When the prompt involves multiple input sources, state the processing order explicitly — the order determines what context is available at each inference step.
Wrong: "Analyze the document and the sketch." Right: "First examine the document and list what you find. Then analyze the sketch in light of what you learned from the document."
This matters especially for image analysis, multi-document reasoning, and any task where one source provides context for interpreting another.
For production prompts, the approved-examples set is the compounding asset.
assets/approved-examples/ is not just initial build material — it is the long-tail edge-case library. For hard cases or gray areas, add a labeled few-shot example rather than editing prose rules. Prose rules are ignored under pressure; examples are always referenced.

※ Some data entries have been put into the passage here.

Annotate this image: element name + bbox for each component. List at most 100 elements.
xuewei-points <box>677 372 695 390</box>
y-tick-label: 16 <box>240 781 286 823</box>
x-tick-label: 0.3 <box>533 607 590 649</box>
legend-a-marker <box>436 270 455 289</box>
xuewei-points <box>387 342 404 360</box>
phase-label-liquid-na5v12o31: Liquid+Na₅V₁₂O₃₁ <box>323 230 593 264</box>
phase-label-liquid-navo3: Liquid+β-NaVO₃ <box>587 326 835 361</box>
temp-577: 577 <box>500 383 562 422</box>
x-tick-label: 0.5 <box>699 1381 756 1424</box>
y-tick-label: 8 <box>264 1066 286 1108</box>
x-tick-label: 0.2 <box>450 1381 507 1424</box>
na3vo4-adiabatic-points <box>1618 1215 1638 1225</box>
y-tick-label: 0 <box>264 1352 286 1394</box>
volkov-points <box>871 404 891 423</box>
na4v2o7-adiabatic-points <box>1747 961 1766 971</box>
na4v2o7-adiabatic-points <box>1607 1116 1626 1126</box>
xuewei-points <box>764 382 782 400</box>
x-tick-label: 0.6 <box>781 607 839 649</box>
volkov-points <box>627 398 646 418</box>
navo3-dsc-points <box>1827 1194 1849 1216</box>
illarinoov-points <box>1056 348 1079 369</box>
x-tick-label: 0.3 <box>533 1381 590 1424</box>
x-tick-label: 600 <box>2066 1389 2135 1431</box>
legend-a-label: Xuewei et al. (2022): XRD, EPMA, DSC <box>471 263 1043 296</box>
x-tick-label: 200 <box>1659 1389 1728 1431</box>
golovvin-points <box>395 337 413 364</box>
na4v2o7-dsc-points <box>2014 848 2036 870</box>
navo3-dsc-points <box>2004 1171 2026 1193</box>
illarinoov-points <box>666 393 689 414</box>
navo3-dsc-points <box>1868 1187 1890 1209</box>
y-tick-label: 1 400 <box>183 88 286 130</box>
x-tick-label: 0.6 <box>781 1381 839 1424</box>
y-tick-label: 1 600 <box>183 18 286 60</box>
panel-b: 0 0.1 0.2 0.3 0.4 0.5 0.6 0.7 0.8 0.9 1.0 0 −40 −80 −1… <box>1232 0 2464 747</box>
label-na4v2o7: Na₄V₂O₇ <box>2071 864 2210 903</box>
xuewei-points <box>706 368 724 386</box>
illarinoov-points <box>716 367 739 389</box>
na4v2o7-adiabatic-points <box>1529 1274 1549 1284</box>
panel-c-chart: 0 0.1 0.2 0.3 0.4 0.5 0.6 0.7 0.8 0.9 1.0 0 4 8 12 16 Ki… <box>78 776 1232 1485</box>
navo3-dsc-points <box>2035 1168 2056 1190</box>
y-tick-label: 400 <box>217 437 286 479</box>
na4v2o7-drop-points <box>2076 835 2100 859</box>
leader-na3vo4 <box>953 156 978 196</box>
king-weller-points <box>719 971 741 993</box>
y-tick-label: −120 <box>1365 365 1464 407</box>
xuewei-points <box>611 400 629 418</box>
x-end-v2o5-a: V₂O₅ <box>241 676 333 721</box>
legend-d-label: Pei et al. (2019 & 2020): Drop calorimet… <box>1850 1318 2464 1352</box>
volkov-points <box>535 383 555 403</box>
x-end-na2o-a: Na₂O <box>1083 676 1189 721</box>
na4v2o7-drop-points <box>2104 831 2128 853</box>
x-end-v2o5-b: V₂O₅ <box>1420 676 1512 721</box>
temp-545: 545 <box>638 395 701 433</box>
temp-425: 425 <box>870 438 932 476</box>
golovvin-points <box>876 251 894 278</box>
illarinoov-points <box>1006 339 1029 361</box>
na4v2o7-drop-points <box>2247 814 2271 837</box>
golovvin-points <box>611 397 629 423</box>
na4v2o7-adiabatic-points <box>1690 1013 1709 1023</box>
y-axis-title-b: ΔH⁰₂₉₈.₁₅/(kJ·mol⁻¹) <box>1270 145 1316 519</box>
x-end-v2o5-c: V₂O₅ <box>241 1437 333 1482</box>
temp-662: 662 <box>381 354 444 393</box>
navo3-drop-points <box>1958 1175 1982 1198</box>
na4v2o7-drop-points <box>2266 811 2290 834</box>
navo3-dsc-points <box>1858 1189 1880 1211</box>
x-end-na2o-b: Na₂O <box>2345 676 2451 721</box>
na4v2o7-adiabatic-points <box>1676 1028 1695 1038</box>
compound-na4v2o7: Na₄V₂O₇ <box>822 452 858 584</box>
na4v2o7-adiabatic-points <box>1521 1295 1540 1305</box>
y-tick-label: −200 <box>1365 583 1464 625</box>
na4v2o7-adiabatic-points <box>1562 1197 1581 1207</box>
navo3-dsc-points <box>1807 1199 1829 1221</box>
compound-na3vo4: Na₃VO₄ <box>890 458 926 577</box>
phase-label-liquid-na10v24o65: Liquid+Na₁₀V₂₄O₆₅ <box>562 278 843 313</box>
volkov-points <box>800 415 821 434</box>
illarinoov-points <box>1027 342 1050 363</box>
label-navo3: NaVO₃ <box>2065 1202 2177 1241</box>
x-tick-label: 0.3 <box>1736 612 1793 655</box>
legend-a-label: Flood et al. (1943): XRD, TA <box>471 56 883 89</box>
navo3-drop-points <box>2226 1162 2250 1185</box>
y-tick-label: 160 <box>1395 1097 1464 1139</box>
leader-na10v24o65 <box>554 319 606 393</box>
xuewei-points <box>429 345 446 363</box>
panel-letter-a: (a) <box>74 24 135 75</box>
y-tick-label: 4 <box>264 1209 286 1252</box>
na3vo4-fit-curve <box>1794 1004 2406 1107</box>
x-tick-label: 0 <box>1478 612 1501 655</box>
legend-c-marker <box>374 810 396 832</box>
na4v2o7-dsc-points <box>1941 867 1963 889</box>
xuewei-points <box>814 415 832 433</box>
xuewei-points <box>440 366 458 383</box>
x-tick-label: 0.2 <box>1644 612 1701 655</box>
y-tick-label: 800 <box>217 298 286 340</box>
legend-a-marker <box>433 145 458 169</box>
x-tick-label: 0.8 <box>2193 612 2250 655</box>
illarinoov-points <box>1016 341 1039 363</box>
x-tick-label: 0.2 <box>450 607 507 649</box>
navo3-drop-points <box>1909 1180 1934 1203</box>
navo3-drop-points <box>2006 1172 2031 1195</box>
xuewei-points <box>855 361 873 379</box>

Use prefilled responses for machine-consumed structured outputs.
For outputs consumed by applications (not humans), prefix the assistant turn with the opening tag or bracket to eliminate preamble and guarantee format compliance.
Pattern: if the output should be wrapped in <verdict>, start the assistant turn with <verdict> — Claude completes it without prose prefix.
Note: prefilling bypasses reasoning narration — only use it when output is parsed programmatically. For human-readable outputs, specify format in the output contract instead.
For agent prompts: treat every tool definition as a colleague API.
The model reads tool definitions the same way it reads instructions — vague definitions produce inconsistent calls. When generating a <tool_policy> section, every tool must have:
- A one-sentence purpose description stating what it does, what it returns, and when to use it
- Descriptive parameter names (not
a, b, x, data) that make the parameter's role self-evident
- A per-parameter description and, where non-obvious, an example value
- A usage constraint if relevant: when NOT to call it, rate limits, caching behaviour
Wrong: fetch_data(a, b) — "Gets data"
Right: fetch_product_page(supplier_id: str, sku: str) — "Fetches a live listing from the supplier API for a specific SKU. Returns price, stock, and shipping options. Call once per SKU per session — results are cached for 24h. Do not call during price validation; use the cached snapshot instead."
Step 5 — Select agent-type template (if applicable)
For known agent types, adapt from the corresponding real-world example in the canonical reference:
- Coding agent — rules of engagement + failure patterns + numeric response style
- RAG / document analyst — trust boundaries + evidence-only answers + exact output sections
- Support action agent — permission verification + risk policy + action confirmation
- Multi-agent orchestrator — decomposition + delegation policy + worker prompt pattern
For high-stakes work, recommend the Verifier Pattern (Planner / Executor / Verifier split) from the canonical reference.
Step 6 — Deliver variants for agent/system prompts
For simple task prompts: deliver one output.
For agent or system prompts, deliver two structural variants so the user can choose:
- Variant A — XML architecture: full layered structure with explicit section tags
- Variant B — Clean prose: same semantic content rendered as readable prose sections (for teams that find XML heavy in their toolchain)
Present both variants, then ask the user which to keep or whether to merge elements from both.
See references/example-outputs.md for sample inputs and their expected variant outputs by agent type.
Step 7 — Offer production checklist
For prompts destined for production systems, offer to run the 10-point production checklist from the canonical reference as a self-audit step. Do not run it unsolicited for quick or exploratory prompts.
For complex reasoning tasks, also offer the extended thinking diagnostic: enable extended thinking once, read the scratchpad to surface Claude's implicit reasoning steps, then encode those steps as explicit instructions in the prompt. Disable extended thinking in production — the goal is to extract its reasoning into the prompt itself, not to ship with it on.
Self-improvement
- When the user flags a generated pattern as wrong or suboptimal, update the relevant rule in this SKILL.md or
references/prompt-engineer-master.txt immediately.
- When the user approves a final generated prompt, save it to
assets/approved-examples/ with the input context noted as a comment at the top.